ECLI:NL:OGEAC:2022:366

Gerecht in eerste aanleg van Curaçao

Datum uitspraak
31 augustus 2022
Publicatiedatum
15 september 2023
Zaaknummer
CUR202103129
Instantie
Gerecht in eerste aanleg van Curaçao
Type
Uitspraak
Rechtsgebied
Bestuursrecht
Procedures
  • Eerste aanleg - enkelvoudig
Rechters
Vindplaatsen
  • Rechtspraak.nl
AI samenvatting door LexboostAutomatisch gegenereerd

Weigering van de Gouverneur van Curaçao om de verklaring van betrokkene tot verkrijging van het Nederlanderschap te bevestigen

In deze zaak heeft het Gerecht in eerste aanleg van Curaçao geoordeeld over de weigering van de Gouverneur van Curaçao om de verklaring van eiseres tot verkrijging van het Nederlanderschap te bevestigen.
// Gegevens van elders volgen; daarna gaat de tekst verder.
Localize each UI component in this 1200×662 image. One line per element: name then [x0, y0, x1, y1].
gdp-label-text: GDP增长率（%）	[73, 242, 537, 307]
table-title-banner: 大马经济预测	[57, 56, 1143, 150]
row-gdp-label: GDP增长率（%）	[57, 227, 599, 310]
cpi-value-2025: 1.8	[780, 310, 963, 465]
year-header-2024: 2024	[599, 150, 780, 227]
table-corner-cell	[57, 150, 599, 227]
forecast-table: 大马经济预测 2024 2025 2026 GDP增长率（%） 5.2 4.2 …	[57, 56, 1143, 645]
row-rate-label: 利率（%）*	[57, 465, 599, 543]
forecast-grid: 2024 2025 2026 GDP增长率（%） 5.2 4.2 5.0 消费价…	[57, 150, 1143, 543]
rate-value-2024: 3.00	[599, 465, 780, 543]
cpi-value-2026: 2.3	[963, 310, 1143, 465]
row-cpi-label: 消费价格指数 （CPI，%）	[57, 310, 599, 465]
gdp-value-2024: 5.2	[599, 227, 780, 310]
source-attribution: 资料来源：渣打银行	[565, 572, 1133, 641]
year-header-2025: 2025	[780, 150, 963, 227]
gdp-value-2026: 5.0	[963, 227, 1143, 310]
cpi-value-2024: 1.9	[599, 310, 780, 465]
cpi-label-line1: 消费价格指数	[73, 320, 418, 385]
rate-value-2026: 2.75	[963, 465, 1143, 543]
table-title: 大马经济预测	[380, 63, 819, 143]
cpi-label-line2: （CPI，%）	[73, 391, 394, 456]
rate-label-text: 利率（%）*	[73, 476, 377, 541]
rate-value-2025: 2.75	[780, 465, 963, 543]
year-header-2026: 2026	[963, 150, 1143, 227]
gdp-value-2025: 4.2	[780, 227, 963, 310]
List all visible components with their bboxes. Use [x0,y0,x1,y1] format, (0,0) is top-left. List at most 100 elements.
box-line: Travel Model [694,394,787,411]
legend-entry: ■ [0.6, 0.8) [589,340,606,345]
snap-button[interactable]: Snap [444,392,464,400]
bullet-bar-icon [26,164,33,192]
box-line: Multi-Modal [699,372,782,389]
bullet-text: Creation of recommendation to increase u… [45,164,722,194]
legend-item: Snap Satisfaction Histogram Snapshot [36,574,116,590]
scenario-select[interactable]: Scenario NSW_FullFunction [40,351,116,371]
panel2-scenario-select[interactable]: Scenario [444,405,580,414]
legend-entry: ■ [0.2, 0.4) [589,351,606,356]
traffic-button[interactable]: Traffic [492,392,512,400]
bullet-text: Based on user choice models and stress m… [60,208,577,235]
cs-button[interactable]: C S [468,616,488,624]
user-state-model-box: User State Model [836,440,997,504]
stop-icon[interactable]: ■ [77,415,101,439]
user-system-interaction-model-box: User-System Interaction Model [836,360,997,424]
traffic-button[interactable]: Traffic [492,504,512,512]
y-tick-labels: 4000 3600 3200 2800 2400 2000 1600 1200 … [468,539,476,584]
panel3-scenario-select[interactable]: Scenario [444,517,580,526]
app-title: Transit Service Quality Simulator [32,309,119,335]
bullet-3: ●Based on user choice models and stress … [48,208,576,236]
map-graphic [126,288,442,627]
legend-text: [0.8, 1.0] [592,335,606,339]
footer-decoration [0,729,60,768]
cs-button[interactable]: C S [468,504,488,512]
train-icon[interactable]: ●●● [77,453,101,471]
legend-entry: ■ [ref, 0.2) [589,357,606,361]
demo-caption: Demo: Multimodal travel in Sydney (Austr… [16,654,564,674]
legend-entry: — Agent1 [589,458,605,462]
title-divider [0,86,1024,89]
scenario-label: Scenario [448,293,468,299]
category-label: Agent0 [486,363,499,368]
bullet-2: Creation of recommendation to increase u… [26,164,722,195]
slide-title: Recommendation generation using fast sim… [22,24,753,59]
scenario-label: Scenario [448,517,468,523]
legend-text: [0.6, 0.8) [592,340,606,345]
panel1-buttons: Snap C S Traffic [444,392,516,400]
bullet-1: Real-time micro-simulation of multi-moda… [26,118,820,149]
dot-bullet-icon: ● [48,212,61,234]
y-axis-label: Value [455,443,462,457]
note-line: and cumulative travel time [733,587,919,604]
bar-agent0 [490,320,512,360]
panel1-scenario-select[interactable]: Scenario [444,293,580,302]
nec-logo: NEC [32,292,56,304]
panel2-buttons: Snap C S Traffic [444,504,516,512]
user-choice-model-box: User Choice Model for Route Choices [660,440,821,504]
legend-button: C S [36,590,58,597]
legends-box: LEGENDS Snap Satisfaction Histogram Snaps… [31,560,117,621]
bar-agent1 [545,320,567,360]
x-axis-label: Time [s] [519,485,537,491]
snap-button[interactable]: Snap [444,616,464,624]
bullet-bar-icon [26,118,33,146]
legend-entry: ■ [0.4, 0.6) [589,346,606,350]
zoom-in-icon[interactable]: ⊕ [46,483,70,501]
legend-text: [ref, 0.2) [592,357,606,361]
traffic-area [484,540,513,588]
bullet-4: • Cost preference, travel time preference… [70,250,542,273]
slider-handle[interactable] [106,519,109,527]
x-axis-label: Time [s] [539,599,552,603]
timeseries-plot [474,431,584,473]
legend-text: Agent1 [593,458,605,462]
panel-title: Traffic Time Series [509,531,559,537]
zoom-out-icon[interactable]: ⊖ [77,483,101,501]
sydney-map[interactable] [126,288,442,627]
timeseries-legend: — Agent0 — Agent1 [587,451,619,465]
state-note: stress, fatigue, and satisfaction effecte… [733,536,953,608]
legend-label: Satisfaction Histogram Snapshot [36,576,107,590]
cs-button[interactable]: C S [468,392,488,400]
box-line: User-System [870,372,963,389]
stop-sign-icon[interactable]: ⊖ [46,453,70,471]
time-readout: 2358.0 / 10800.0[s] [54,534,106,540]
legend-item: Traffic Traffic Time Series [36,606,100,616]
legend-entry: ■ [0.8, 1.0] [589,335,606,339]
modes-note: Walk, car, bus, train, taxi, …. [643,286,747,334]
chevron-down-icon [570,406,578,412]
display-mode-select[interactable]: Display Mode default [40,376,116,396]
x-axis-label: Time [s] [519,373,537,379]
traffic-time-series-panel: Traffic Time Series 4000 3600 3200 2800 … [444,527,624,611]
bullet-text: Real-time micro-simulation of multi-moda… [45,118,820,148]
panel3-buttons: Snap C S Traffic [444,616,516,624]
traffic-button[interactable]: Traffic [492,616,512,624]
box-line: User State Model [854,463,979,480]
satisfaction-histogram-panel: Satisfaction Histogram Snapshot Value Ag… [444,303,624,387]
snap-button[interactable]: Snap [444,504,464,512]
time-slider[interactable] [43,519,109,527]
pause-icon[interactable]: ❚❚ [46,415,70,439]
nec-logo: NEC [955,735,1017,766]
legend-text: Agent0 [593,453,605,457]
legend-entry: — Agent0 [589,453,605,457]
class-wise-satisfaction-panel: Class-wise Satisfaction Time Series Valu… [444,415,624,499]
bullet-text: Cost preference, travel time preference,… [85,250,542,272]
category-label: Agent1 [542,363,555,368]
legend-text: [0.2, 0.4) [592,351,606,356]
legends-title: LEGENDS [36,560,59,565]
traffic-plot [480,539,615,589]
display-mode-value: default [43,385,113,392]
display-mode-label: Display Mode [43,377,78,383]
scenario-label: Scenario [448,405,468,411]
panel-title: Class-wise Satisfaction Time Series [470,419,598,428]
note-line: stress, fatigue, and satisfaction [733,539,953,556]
De Gouverneur concludeerde ten onrechte dat eiseres niet voldeed aan de voorwaarde van een jaar toelating op Curaçao, zoals vastgelegd in artikel 6, eerste lid, aanhef en onderdeel f, van de Rijkswet op het Nederlanderschap. Eiseres had gedurende 10 maanden geen tewerkstellingsvergunning, maar haar verblijfsvergunningen waren niet ingetrokken door de minister van Justitie. Eiseres had voor en na deze periode wel over een tewerkstellingsvergunning beschikt en werkte continu op de school die in haar verblijfsvergunning was genoemd.

Het procesverloop begon met de weigering van de Gouverneur op 17 maart 2021, gevolgd door een ongegrondverklaring van het bezwaar op 7 september 2021. Eiseres heeft beroep ingesteld, waarbij zij werd bijgestaan door haar advocaat. Tijdens de zitting op 20 juli 2022 heeft het Gerecht vastgesteld dat eiseres in de relevante periode over verblijfsvergunningen beschikte en dat de minister van Justitie geen aanleiding had gezien om deze in te trekken.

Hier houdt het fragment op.